The negatives only increase when you start to put more money into these accounts. Assuming you have £100k in a savings account and the interest rate is still 3%, you will automatically be subject to greater risks. In the event of a financial crisis (like the one in 2008) and the banks go bust again. The FSCS will only protect up to £85k per institution (January 2018). Therefore, from that £100k, you are at risk of losing £15k. Imagine spending 3 years saving up a total of £15k, all for it to disappear? How gutting would that be? 

To mitigate the risk you can open several accounts with different institutions, but how many will you need if your savings accumulate to £1m? How about £5m? Even 3 separate bank accounts can be a struggle to manage.

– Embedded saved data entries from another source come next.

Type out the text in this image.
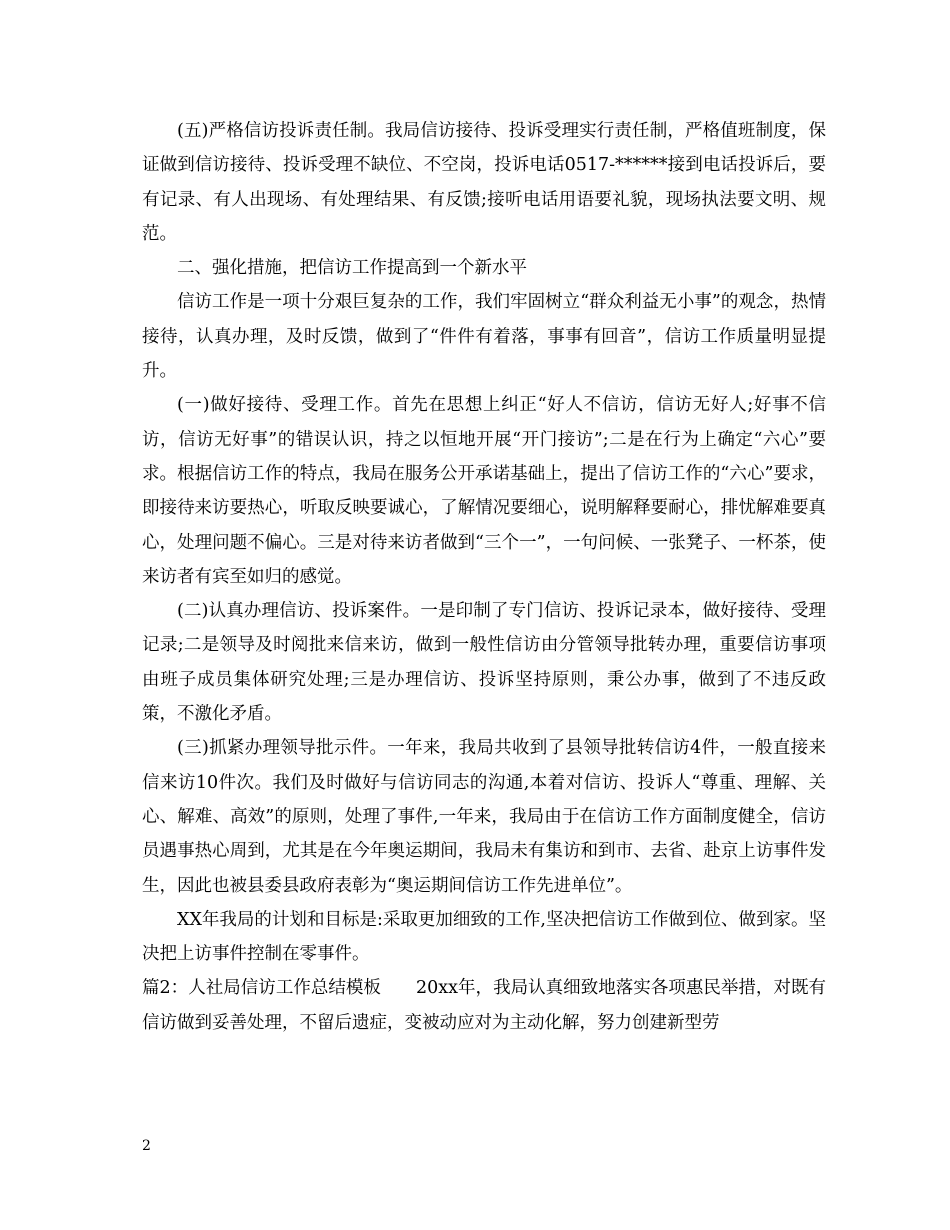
(五)严格信访投诉责任制。我局信访接待、投诉受理实行责任制，严格值班制度，保证做到信访接待、投诉受理不缺位、不空岗，投诉电话0517-******接到电话投诉后，要有记录、有人出现场、有处理结果、有反馈;接听电话用语要礼貌，现场执法要文明、规范。

二、强化措施，把信访工作提高到一个新水平

信访工作是一项十分艰巨复杂的工作，我们牢固树立“群众利益无小事”的观念，热情接待，认真办理，及时反馈，做到了“件件有着落，事事有回音”，信访工作质量明显提升。

(一)做好接待、受理工作。首先在思想上纠正“好人不信访，信访无好人;好事不信访，信访无好事”的错误认识，持之以恒地开展“开门接访”;二是在行为上确定“六心”要求。根据信访工作的特点，我局在服务公开承诺基础上，提出了信访工作的“六心”要求，即接待来访要热心，听取反映要诚心，了解情况要细心，说明解释要耐心，排忧解难要真心，处理问题不偏心。三是对待来访者做到“三个一”，一句问候、一张凳子、一杯茶，使来访者有宾至如归的感觉。

(二)认真办理信访、投诉案件。一是印制了专门信访、投诉记录本，做好接待、受理记录;二是领导及时阅批来信来访，做到一般性信访由分管领导批转办理，重要信访事项由班子成员集体研究处理;三是办理信访、投诉坚持原则，秉公办事，做到了不违反政策，不激化矛盾。

(三)抓紧办理领导批示件。一年来，我局共收到了县领导批转信访4件，一般直接来信来访10件次。我们及时做好与信访同志的沟通,本着对信访、投诉人“尊重、理解、关心、解难、高效”的原则，处理了事件,一年来，我局由于在信访工作方面制度健全，信访员遇事热心周到，尤其是在今年奥运期间，我局未有集访和到市、去省、赴京上访事件发生，因此也被县委县政府表彰为“奥运期间信访工作先进单位”。

XX年我局的计划和目标是:采取更加细致的工作,坚决把信访工作做到位、做到家。坚决把上访事件控制在零事件。

篇2：人社局信访工作总结模板　　20xx年，我局认真细致地落实各项惠民举措，对既有信访做到妥善处理，不留后遗症，变被动应对为主动化解，努力创建新型劳

2
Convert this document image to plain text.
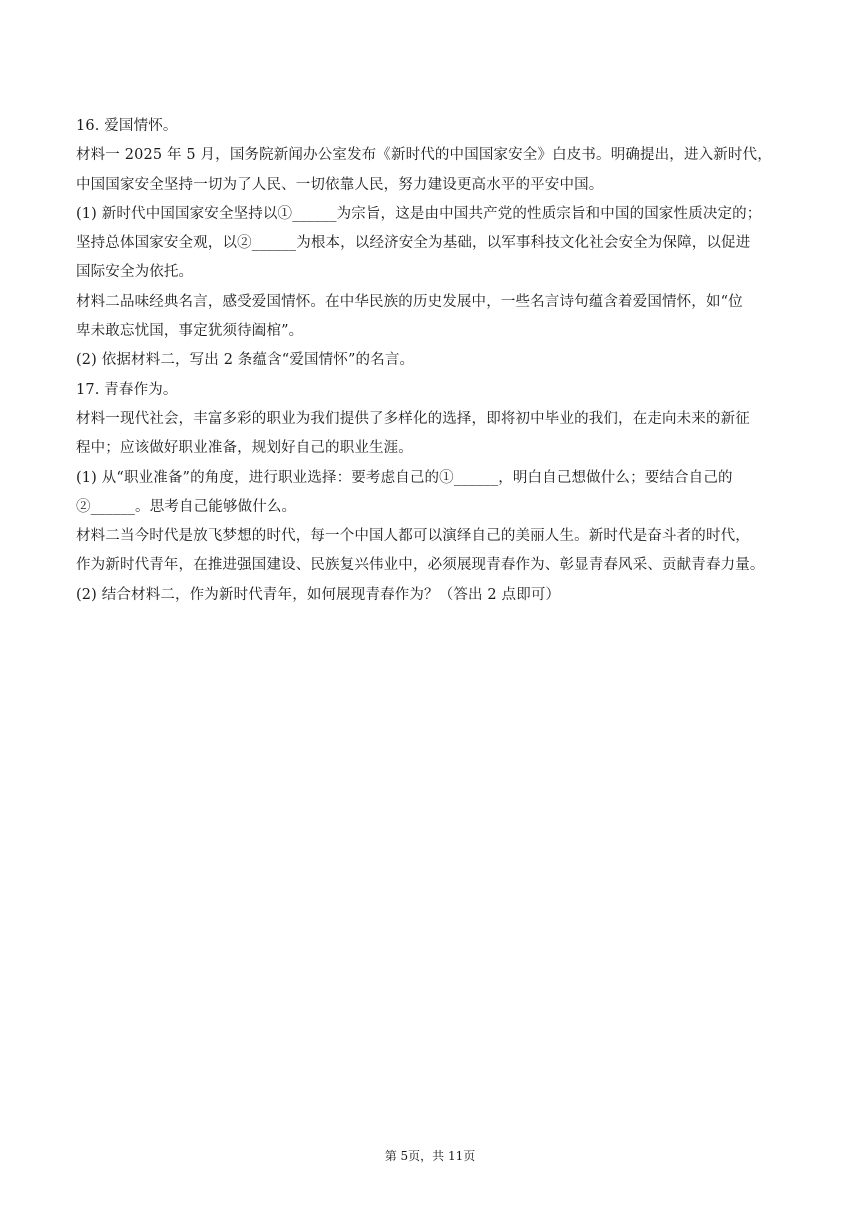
16. 爱国情怀。
材料一 2025 年 5 月，国务院新闻办公室发布《新时代的中国国家安全》白皮书。明确提出，进入新时代，
中国国家安全坚持一切为了人民、一切依靠人民，努力建设更高水平的平安中国。
(1) 新时代中国国家安全坚持以①______为宗旨，这是由中国共产党的性质宗旨和中国的国家性质决定的；
坚持总体国家安全观，以②______为根本，以经济安全为基础，以军事科技文化社会安全为保障，以促进
国际安全为依托。
材料二品味经典名言，感受爱国情怀。在中华民族的历史发展中，一些名言诗句蕴含着爱国情怀，如“位
卑未敢忘忧国，事定犹须待阖棺”。
(2) 依据材料二，写出 2 条蕴含“爱国情怀”的名言。
17. 青春作为。
材料一现代社会，丰富多彩的职业为我们提供了多样化的选择，即将初中毕业的我们，在走向未来的新征
程中；应该做好职业准备，规划好自己的职业生涯。
(1) 从“职业准备”的角度，进行职业选择：要考虑自己的①______，明白自己想做什么；要结合自己的
②______。思考自己能够做什么。
材料二当今时代是放飞梦想的时代，每一个中国人都可以演绎自己的美丽人生。新时代是奋斗者的时代，
作为新时代青年，在推进强国建设、民族复兴伟业中，必须展现青春作为、彰显青春风采、贡献青春力量。
(2) 结合材料二，作为新时代青年，如何展现青春作为？（答出 2 点即可）
第 5页，共 11页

It should be noted that the likelihood of your bank failing is low, very low. Hopefully financial institutions have learned from their previous misfortunes. But hope will not save you from the consequences of it happening again and to rely on it is not a sound investment strategy.

“Hope for the best, plan for the worst”

Lee Child

If your ambition is to earn more money, then saving is one of the least attractive ways of doing so. Despite being less risky in terms of losing money compared to other strategies, the reward is very low. How many of the top 100 richest people generated their wealth from saving? Scratch that, how many of the top 1000? 10,000 even?

Despite where you stand on the spectrum of wealth, the potential to make money from saving is relatively the same. There is no doubt that putting your money in a savings account is an ideal backup-plan in the event that a primary investment strategy fails, and is significantly better than putting your cash under the bed. However, the overall hype surrounding savings accounts is wildly overblown.